« Une victoire pour le quartier. » L’horloger de Saint-Paul ne cache pas son soulagement. A la pointe de la lutte contre l’implantation de l’extrême droite dans le Vieux Lyon, Philippe Carry vient d’apprendre l’imminence de la fermeture du local du Bastion social, émanation du groupuscule d’extrême droite violent et autodissous Groupe union défense (GUD) prônant désormais l’aide sociale réservée aux « Français de souche ».

Après deux mises en demeure restées sans réponse, un arrêté municipal a finalement été pris, mardi 6 novembre, par la ville de Lyon. Il somme le Bastion social de fermer son « pavillon noir » pour non-conformité à diverses exigences de sécurité (entretien des équipements de chauffage ou d’électricité, schémas d’évacuation…). Condamné pour incitation à la haine raciale en août, son fondateur Steven Bissuel avait déjà démissionné de la présidence du mouvement d’extrême droite en septembre, et fermé son propre magasin, installé à deux pas.
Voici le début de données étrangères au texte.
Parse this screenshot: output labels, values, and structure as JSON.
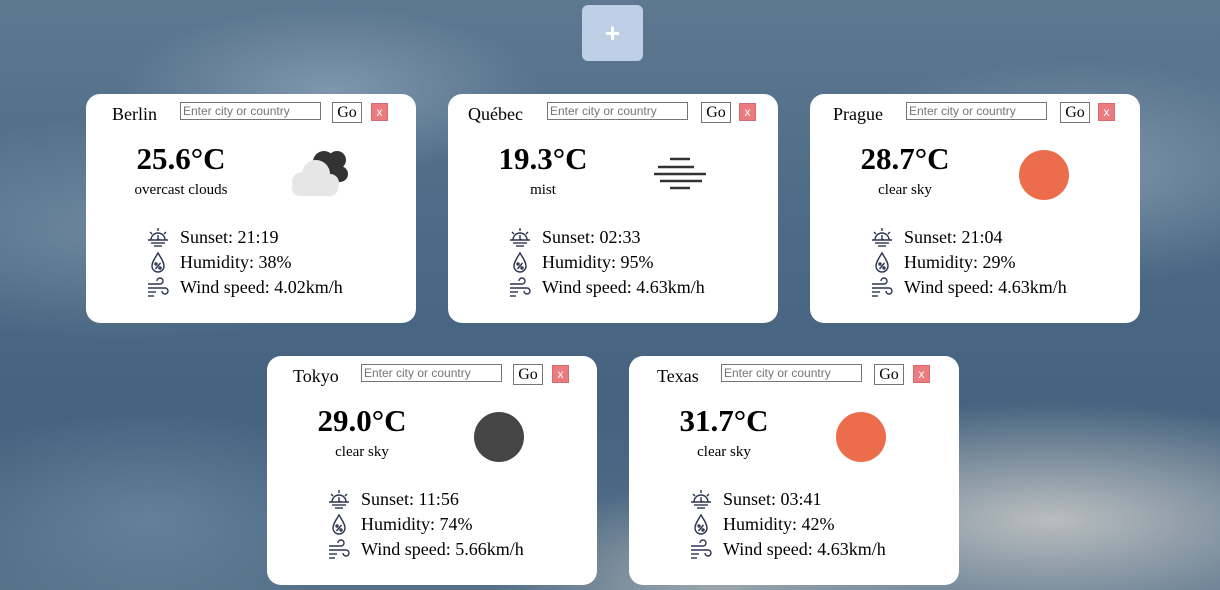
{
  "add_button": {
    "label": "+"
  },
  "search": {
    "placeholder": "Enter city or country",
    "go_label": "Go",
    "close_label": "x"
  },
  "detail_labels": {
    "sunset": "Sunset:",
    "humidity": "Humidity:",
    "wind": "Wind speed:"
  },
  "colors": {
    "sun": "#ec6d4c",
    "moon": "#454545",
    "cloud": "#333333",
    "accent": "#bfd0e6",
    "close": "#ea7b7f"
  },
  "cards": [
    {
      "city": "Berlin",
      "temp": "25.6°C",
      "desc": "overcast clouds",
      "icon": "overcast-cloud-icon",
      "sunset": "21:19",
      "humidity": "38%",
      "wind": "4.02km/h"
    },
    {
      "city": "Québec",
      "temp": "19.3°C",
      "desc": "mist",
      "icon": "mist-icon",
      "sunset": "02:33",
      "humidity": "95%",
      "wind": "4.63km/h"
    },
    {
      "city": "Prague",
      "temp": "28.7°C",
      "desc": "clear sky",
      "icon": "sun-icon",
      "sunset": "21:04",
      "humidity": "29%",
      "wind": "4.63km/h"
    },
    {
      "city": "Tokyo",
      "temp": "29.0°C",
      "desc": "clear sky",
      "icon": "moon-icon",
      "sunset": "11:56",
      "humidity": "74%",
      "wind": "5.66km/h"
    },
    {
      "city": "Texas",
      "temp": "31.7°C",
      "desc": "clear sky",
      "icon": "sun-icon",
      "sunset": "03:41",
      "humidity": "42%",
      "wind": "4.63km/h"
    }
  ]
}
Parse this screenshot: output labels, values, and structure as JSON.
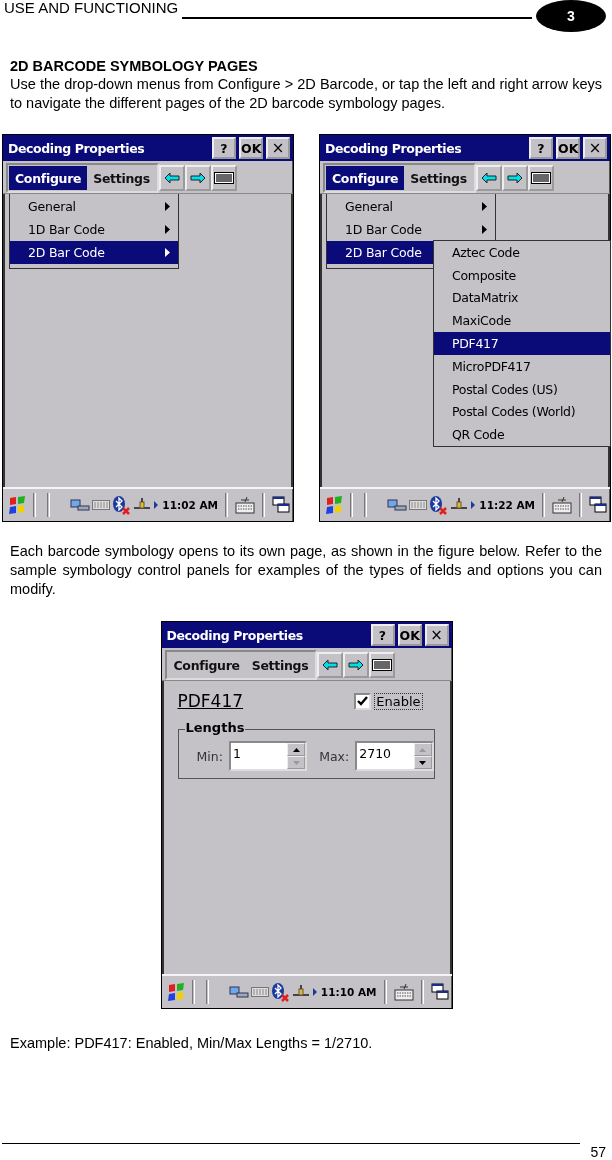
{
  "header": {
    "section": "USE AND FUNCTIONING",
    "chapter": "3"
  },
  "heading": "2D BARCODE SYMBOLOGY PAGES",
  "intro": "Use the drop-down menus from Configure > 2D Barcode, or tap the left and right arrow keys to navigate the different pages of the 2D barcode symbology pages.",
  "screens": [
    {
      "title": "Decoding Properties",
      "help": "?",
      "ok": "OK",
      "close": "×",
      "menu": [
        {
          "label": "Configure",
          "selected": true
        },
        {
          "label": "Settings",
          "selected": false
        }
      ],
      "dropdown": [
        {
          "label": "General",
          "selected": false
        },
        {
          "label": "1D Bar Code",
          "selected": false
        },
        {
          "label": "2D Bar Code",
          "selected": true
        }
      ],
      "time": "11:02 AM"
    },
    {
      "title": "Decoding Properties",
      "help": "?",
      "ok": "OK",
      "close": "×",
      "menu": [
        {
          "label": "Configure",
          "selected": true
        },
        {
          "label": "Settings",
          "selected": false
        }
      ],
      "dropdown": [
        {
          "label": "General",
          "selected": false
        },
        {
          "label": "1D Bar Code",
          "selected": false
        },
        {
          "label": "2D Bar Code",
          "selected": true
        }
      ],
      "submenu": [
        {
          "label": "Aztec Code",
          "selected": false
        },
        {
          "label": "Composite",
          "selected": false
        },
        {
          "label": "DataMatrix",
          "selected": false
        },
        {
          "label": "MaxiCode",
          "selected": false
        },
        {
          "label": "PDF417",
          "selected": true
        },
        {
          "label": "MicroPDF417",
          "selected": false
        },
        {
          "label": "Postal Codes (US)",
          "selected": false
        },
        {
          "label": "Postal Codes (World)",
          "selected": false
        },
        {
          "label": "QR Code",
          "selected": false
        }
      ],
      "time": "11:22 AM"
    }
  ],
  "body": "Each barcode symbology opens to its own page, as shown in the figure below. Refer to the sample symbology control panels for examples of the types of fields and options you can modify.",
  "detail_screen": {
    "title": "Decoding Properties",
    "help": "?",
    "ok": "OK",
    "close": "×",
    "menu": [
      {
        "label": "Configure",
        "selected": false
      },
      {
        "label": "Settings",
        "selected": false
      }
    ],
    "page": {
      "name": "PDF417",
      "enable": {
        "label": "Enable",
        "checked": true
      },
      "group": "Lengths",
      "fields": [
        {
          "label": "Min:",
          "value": "1",
          "up_disabled": false,
          "down_disabled": true
        },
        {
          "label": "Max:",
          "value": "2710",
          "up_disabled": true,
          "down_disabled": false
        }
      ]
    },
    "time": "11:10 AM"
  },
  "caption": "Example: PDF417: Enabled, Min/Max Lengths = 1/2710.",
  "page_number": "57"
}
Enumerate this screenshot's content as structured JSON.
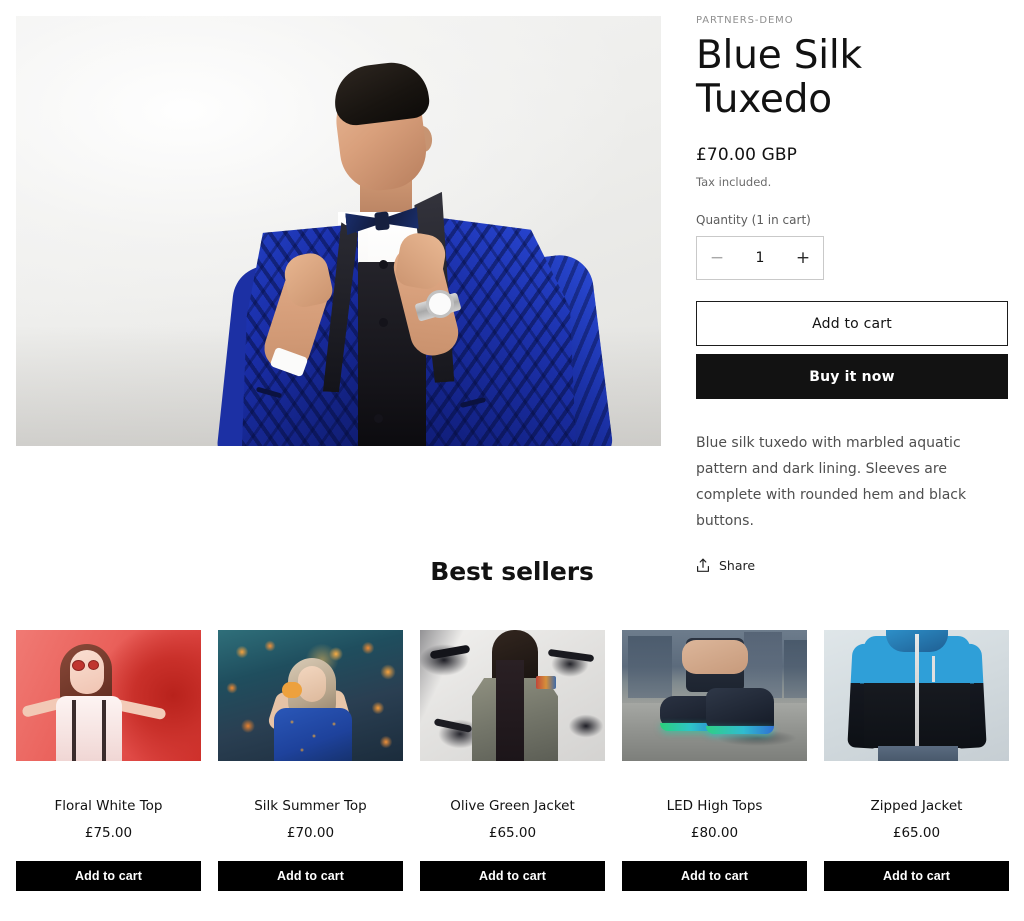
{
  "product": {
    "vendor": "PARTNERS-DEMO",
    "title": "Blue Silk Tuxedo",
    "price": "£70.00 GBP",
    "tax_note": "Tax included.",
    "quantity_label": "Quantity (1 in cart)",
    "quantity_value": "1",
    "decrease_symbol": "−",
    "increase_symbol": "+",
    "add_to_cart_label": "Add to cart",
    "buy_now_label": "Buy it now",
    "description": "Blue silk tuxedo with marbled aquatic pattern and dark lining. Sleeves are complete with rounded hem and black buttons.",
    "share_label": "Share",
    "share_icon": "share-upload-icon",
    "image_alt": "Man wearing a blue silk tuxedo jacket adjusting his bow tie"
  },
  "best_sellers": {
    "heading": "Best sellers",
    "items": [
      {
        "name": "Floral White Top",
        "price": "£75.00",
        "button_label": "Add to cart",
        "image_alt": "Woman in white floral top against a red backdrop"
      },
      {
        "name": "Silk Summer Top",
        "price": "£70.00",
        "button_label": "Add to cart",
        "image_alt": "Woman in blue patterned silk top at a carnival"
      },
      {
        "name": "Olive Green Jacket",
        "price": "£65.00",
        "button_label": "Add to cart",
        "image_alt": "Woman in an olive green jacket in front of a graffiti wall"
      },
      {
        "name": "LED High Tops",
        "price": "£80.00",
        "button_label": "Add to cart",
        "image_alt": "Person lacing up LED high top sneakers"
      },
      {
        "name": "Zipped Jacket",
        "price": "£65.00",
        "button_label": "Add to cart",
        "image_alt": "Blue and black zipped windbreaker jacket"
      }
    ]
  },
  "theme": {
    "accent_dark": "#121212",
    "button_black": "#000000",
    "text_muted": "#6b6b6b",
    "border_grey": "#c9c9c9",
    "page_background": "#ffffff"
  }
}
Car le pavillon noir n’était pas le seul QG ultra dans le quartier. D’année en année, le Vieux Lyon est devenu une place forte de l’extrême droite lyonnaise. Non loin de l’horlogerie, les identitaires de Rebeyne ! (« émeute » en lyonnais)/Génération identitaire ont accolé une salle de boxe et de musculation à leur siège, la « Traboule » – à la vente, t-shirts « remigration, just do it » ou « Defend Europe », du nom de leur opération anti-migrants. Suit la « maison bleue » du Parti nationaliste français d’Yvan Benedetti, réactivation de l’Œuvre française et des jeunesses nationalistes d’Alexandre Gabriac dissoutes après la mort de Clément Méric, qui ne serait aujourd’hui plus occupée. « Une minorité, mais bien implantée », résumait une source policière il y a quelques mois.

La police administrative en dernier recours

Et l’horloger de Saint-Paul en sait quelque chose. « Je savais ce qui allait m’arriver », argue-t-il en racontant cette nuit de septembre 2017 où sa vitrine et la porte menant à son appartement ont été attaquées. Par qui ? Haussement d’épaules : « D’après vous ? » Quelques semaines plus tôt, l’artisan avait condamné dans la presse locale l’implantation de la nébuleuse d’extrême droite dans son quartier. Après la parution de l’article, chaque matin jusqu’à la nuit de l’attaque, il décollait une flopée d’autocollants apposés durant la nuit, autour de son enseigne – ici un Guignol tenant une batte sous la formule « zone anti-racaille », là trois mots bruts : « Chassons les islamistes ». Le tout siglé, et donc pour lui « signé », Génération identitaire. Plainte classée. « Il y a des dégradations et on nous dit “C’est l’extrême droite”. OK, mais il y a des charges à réunir pour poursuivre dans un Etat de droit ! », justifiait alors une source proche de l’enquête.

Face aux craintes des habitants du quartier, aux copropriétaires partageant l’immeuble avec le « pavillon noir », fuyant la résidence jusqu’à louer un appartement ailleurs, ou à ceux racontant les « chants », « récits de bataille » et « propos haineux » résonnant dans les couloirs, la mairie avouait elle aussi se trouver « un peu démunie », selon les propres termes d’une élue locale. Sans délit caractérisé, la police administrative restait donc la seule arme entre ses mains. Quelques mois après la première mise en demeure de mai, la sentence est donc tombée pour le Bastion social : fermé. Un habitant se fait plus nuancé : « Ça ne les empêchera pas de se réimplanter dans le bâtiment à côté. »

S’il se « [réjouit] de cette fermeture administrative », le député LRM du Rhône Thomas Rudigoz reste lui aussi prudent, appelant à « rester vigilants face à l’activisme du Bastion social ». Etape suivante pour l’élu du parti de gouvernement qui a envoyé une lettre à son premier ministre : obtenir la dissolution pure et simple du groupuscule d’extrême droite.